As the social democrats consolidated their power, the Folkets Hus and Folkets Parker were dismissed as relics of an earlier time.
Yet the decline was hardly inevitable. The bottom-up placemaking enacted in the Parks and Houses was actively discouraged by movement leaders in the postwar years. As the social democrats consolidated their parliamentary power across Scandinavia, the Folkets Hus and Folkets Parker were increasingly dismissed as old-fashioned artifacts of an earlier political moment, and their functions absorbed by the agencies of state and municipal planning. Some planners even envisioned the old People’s Houses and Parks being transformed into more modern and ambitious Citizen’s Houses (Medborgarhus) and Citizen’s Places (Medborgarplatser) that would be owned and managed by municipalities rather than by local movement coalitions. Though few of these places ever materialized, such plans signaled that the era of grassroots energy and improvisational, movement-led placemaking was giving way to the age of expert-led “rational” planning. 27 The earlier road to democratic socialism had become, if not a blind alley, then a cul-de-sac. But as we have been arguing, this is a cul-de-sac well worth exploring; for the old People’s Parks and Houses can also be understood as experiments that prefigured the emerging welfare state. 28 More than a century ago, the parks and houses pioneered a range of cultural practices that would become commonplace in the socialist world. The very fact that spatial planning, especially for leisure and recreation, became an essential part of the Swedish welfare state is due in no small part to this legacy.
Alas, just when we most needed these people’s spaces, they’d been turned into conference centers.

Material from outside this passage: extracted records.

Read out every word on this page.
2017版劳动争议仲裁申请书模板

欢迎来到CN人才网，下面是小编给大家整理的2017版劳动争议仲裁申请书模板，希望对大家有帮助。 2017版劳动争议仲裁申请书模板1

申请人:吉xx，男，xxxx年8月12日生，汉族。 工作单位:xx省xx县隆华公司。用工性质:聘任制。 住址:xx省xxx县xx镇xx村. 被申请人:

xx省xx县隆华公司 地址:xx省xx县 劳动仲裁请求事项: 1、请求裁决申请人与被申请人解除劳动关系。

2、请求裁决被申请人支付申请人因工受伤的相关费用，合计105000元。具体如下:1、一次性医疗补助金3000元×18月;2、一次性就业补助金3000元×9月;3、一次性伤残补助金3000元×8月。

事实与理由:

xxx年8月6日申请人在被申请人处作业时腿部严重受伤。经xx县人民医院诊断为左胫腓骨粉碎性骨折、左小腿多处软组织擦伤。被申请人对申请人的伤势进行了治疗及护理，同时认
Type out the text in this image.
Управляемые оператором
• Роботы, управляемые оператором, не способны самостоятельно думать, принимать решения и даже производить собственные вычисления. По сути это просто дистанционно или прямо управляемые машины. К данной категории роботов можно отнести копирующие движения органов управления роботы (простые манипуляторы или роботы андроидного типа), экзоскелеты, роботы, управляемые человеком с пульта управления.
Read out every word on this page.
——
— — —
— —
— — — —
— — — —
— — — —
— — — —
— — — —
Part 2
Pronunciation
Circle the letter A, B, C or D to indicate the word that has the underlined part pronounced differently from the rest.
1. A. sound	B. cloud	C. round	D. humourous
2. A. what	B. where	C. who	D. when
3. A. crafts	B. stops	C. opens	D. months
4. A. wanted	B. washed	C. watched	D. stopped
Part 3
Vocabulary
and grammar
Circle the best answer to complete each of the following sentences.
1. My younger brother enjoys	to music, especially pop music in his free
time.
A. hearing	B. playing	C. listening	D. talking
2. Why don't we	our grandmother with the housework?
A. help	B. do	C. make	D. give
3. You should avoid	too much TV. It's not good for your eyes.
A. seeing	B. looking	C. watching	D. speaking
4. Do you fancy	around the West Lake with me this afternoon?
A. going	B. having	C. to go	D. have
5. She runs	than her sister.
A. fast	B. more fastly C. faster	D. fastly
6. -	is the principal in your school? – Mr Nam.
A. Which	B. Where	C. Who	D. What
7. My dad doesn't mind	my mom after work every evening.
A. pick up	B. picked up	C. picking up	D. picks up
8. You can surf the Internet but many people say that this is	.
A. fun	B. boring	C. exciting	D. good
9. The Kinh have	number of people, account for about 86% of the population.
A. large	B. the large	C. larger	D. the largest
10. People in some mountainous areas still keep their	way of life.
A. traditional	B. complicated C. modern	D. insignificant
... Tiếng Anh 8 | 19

Today we are newly struggling with the meaning of this legacy. The welfare state that transformed postwar Sweden — with its impressive technical know-how and endless concrete slabs — would eventually find itself under attack, dismissed by critics on both the neoliberal right and progressive left as a top-down bureaucracy, with too much technocratic expertise and too little activist energy. 29 By the time the contradictions of the welfare state became impossible to ignore, in the last decade of the millennium, there was too little movement, too little improvisatory energy, to counter the ascendant right.
The neoliberalization of Sweden would surely have confronted more vigorous opposition had the labor movement sustained the lively tradition of grounded activism that once created the People’s Houses and Parks. Swedish social democracy would today be more dynamic had the movement nurtured its grassroots even as it built the welfare state. Alas, just when we most needed these spaces for the people, they’d been turned into conference centers. Such strategic misdirections are worth taking to heart as the neoliberal consensus is being challenged around the globe and as democratic socialism is once again on the agenda — and as the immediate new realities of social distancing make us realize the immeasurable value of collective solidarity and public assembly.